Just 10 readings is a rather short time series to calculated SD. It could be interesting to get a longer series so one could also see how much 1/f noise the ADC has. Comparing this to the noise seen in normal AZ mode, might give some insight in the AZ mode used by Keithley - it seem to be not very good with the 7510 and also the data one 2002 I have seen so far look a little suspicious.

TiN:

--- Quote ---op amp mod to the A/D board, and see if things change.
--- End quote ---
That did not render any visible difference,  in my case.

I did compare 2002 and 3458A before, and on base 10 VDC range their noise is about the same. Here's comparison graph with same LTZ 7V measured by both.
K2002 is purple line, 3458A - green samples. Here's another comparison, 10VDC from LTZ-powered 3245A, 2 x 2002 (olive+purple), 2 x 3458 (lime + blue) and 3 x 2001 (brown,red,green).

martinr33:
Thanks for the comments. 

1) It is quite painful to get these numbers, which is why there are so few of them. They are only accessible through the diagnostics menu, and you have to keep exiting, re-entering and rerunning the diagnostic to get the number. However - they are also a direct read from the ADC, with no other software and minimal hardware in the way.
I wonder if there is a way to pull this result over GPIB.

2) More data won't tighten these numbers up - but it will expose long-term zero drift. 500nV seems a bit noisy to me, although that is on a 20V scale and likely with no line sync. 

3) The numbers are not derived from the reference - they are the absolute value from the ADC. That makes these numbers interesting because, unlike regular readings, there's no calculation involving the reference.  In this case, the reference noise is not visible.
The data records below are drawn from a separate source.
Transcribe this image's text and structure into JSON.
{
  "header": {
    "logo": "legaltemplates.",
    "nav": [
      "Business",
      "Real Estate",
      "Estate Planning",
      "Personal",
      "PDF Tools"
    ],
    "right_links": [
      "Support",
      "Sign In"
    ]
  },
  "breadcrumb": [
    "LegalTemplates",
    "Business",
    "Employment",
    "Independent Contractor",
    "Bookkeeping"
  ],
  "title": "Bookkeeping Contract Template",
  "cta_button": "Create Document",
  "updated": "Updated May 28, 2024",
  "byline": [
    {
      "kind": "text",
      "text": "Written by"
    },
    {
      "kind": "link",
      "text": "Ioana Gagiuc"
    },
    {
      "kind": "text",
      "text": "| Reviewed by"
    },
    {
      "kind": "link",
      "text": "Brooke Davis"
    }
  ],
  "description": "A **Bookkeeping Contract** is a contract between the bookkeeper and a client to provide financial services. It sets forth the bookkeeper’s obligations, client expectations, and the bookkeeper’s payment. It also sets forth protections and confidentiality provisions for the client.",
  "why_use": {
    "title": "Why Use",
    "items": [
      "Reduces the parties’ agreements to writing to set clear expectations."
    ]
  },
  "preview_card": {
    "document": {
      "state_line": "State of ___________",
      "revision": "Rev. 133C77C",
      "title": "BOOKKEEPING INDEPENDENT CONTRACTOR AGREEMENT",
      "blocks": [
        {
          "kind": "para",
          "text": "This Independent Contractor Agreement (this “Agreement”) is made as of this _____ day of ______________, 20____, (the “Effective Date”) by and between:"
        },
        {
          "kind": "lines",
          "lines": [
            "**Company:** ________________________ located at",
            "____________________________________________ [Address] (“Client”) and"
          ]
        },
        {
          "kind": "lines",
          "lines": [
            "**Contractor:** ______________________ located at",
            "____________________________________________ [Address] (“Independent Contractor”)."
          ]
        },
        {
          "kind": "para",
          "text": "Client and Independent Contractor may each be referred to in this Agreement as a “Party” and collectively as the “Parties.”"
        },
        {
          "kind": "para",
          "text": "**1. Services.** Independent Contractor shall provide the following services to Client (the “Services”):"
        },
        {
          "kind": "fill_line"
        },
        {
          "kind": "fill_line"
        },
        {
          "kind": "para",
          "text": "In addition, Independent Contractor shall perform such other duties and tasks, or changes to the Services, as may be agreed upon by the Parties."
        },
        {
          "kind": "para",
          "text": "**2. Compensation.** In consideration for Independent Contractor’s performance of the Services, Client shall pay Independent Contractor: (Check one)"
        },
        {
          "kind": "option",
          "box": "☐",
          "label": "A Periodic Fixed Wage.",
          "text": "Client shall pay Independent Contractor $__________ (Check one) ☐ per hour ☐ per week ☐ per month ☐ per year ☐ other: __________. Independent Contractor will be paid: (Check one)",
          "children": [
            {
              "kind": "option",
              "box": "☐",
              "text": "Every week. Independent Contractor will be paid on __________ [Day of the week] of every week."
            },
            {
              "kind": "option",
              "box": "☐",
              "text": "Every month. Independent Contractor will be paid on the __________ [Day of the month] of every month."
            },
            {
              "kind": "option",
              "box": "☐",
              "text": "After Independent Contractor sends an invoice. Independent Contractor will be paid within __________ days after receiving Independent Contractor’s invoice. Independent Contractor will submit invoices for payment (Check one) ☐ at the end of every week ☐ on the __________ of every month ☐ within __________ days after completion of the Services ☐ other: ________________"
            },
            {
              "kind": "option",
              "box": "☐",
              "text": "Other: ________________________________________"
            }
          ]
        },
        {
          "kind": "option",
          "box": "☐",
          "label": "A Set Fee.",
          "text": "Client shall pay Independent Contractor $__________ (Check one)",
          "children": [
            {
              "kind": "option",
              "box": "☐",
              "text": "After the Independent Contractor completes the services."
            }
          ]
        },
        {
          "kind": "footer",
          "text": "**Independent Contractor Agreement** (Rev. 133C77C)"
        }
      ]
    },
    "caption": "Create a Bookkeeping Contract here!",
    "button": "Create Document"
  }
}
I'd attribute that to the 0.5uV standard deviation I observed in  the zero measurement, which represents baseline noise in the ADC.

4) These numbers have no filtering or averaging on them - they are just an immediate count. So I could be seeing power line noise. I've seen this particular meter report noise below this level on a 10V reading.

5) TiN's numbers appear to have a higher SD for both meters when measuring 10V - 800nV - which means that TiN's input might be a bit noisier, making a comparison hard.


 


 

TiN:
However I don't quite understand what would you expect from meter, given it's own 7V reference noise in par of 1uVpk-pk anyway?
So even if ADC can deliver lower noise readings, it would be buried in reference noise anyway on actual signal measurement.